In short, Spalding presents here the recipe for another American Tragedy whose first major ingredient is the aforementioned slave-selling part of a general auction that Daniel, who knows nothing about farming, attends for the purpose of buying a plow from a dismantled estate.
After watching one harrowing “negro” sale after another, in which tightly knit families are wrenched apart, Daniel watches a boy somewhere between the ages of 9 and 13 climb up on the stage from where “he stood looking down at the pink and white faces below as if he hoped to lock eyes with the one person in the crowed who dared to take charge of his fate—although if his fate can be charged to anything, thought Daniel, it can only be to God as He speaks through each one of us.” Then a moment of divine intervention: Daniel feels his hand shoot up to bid the exorbitant price of $400 set by the auctioneer. He had no intention of buying slaves; Quakers are not allowed to own slaves. But Quakers are also admonished from negotiating and from bearing witness in a court of law. The crowd at the auction knows this and presses Daniel to make “the purchase,” to forfeit all the money he has brought with him as well as his favorite horse as collateral.
The lad is called Onesimus, the biblical name of the slave owned by Philomon. Paul tries to convince Philomon to set Onesimus free and in so doing save his own existence. Spalding turns the parable on its head in her early 19th century yarn. Daniel is compelled to take on a slave with the idea that Onesimus will work and help him make the money to buy his horse back—and then be set free. But life on the Cumberland frontier intercedes, as Onesimus gets injured and healed by a black woman who lives on a nearby farm and who then becomes the mother of his child and flees her hardscrabble life to live with the Dickinsons. This rift causes outrage in Jonesville. More harrowing events soon follow. And yet the abiding drama of the novel is Daniel trying to survive as an unschooled farmer while showing fidelity to the principles of his Quakerism and lying to himself as his beliefs unravel.

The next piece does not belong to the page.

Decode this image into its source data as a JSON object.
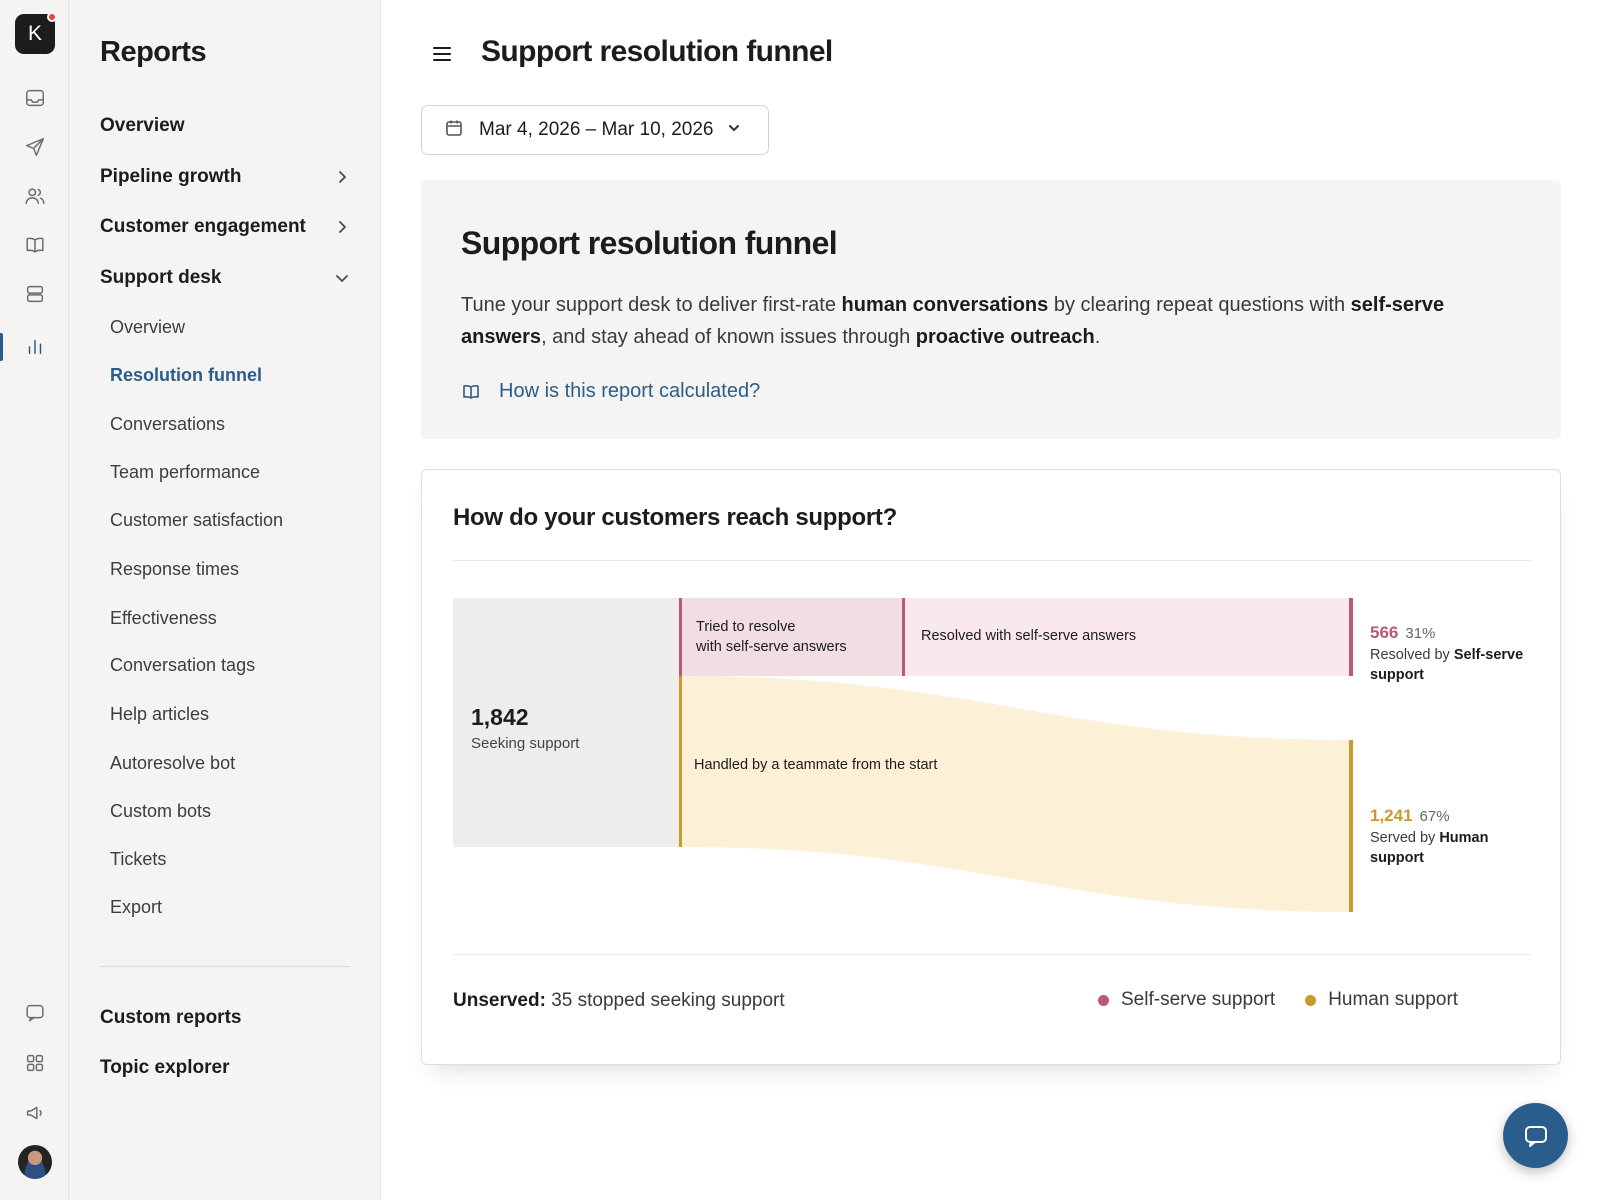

One pillar of strength in the novel is Bett, the woman who heals Onesimus and becomes the mother of his child. Bett’s ability as a herb gatherer and healer is aped by Daniel’s oldest daughter, Mary who, under Bett’s tutelage (because blacks are not allowed to attend to whites) goes around Jonesville healing ailments even the local doctor cannot fathom, much less cure. The sui generis spiritual framework of Spalding’s black characters casts a powerful spell on the Dickinsons. Sadly, although they yearn to set their black brethren free, each member of the Dickinson family has come to rely on them so much that when the time comes, they have trouble letting go. That reluctance, based on personal need, is the powerful yet tragic keystone in the architecture of Spalding’s novel.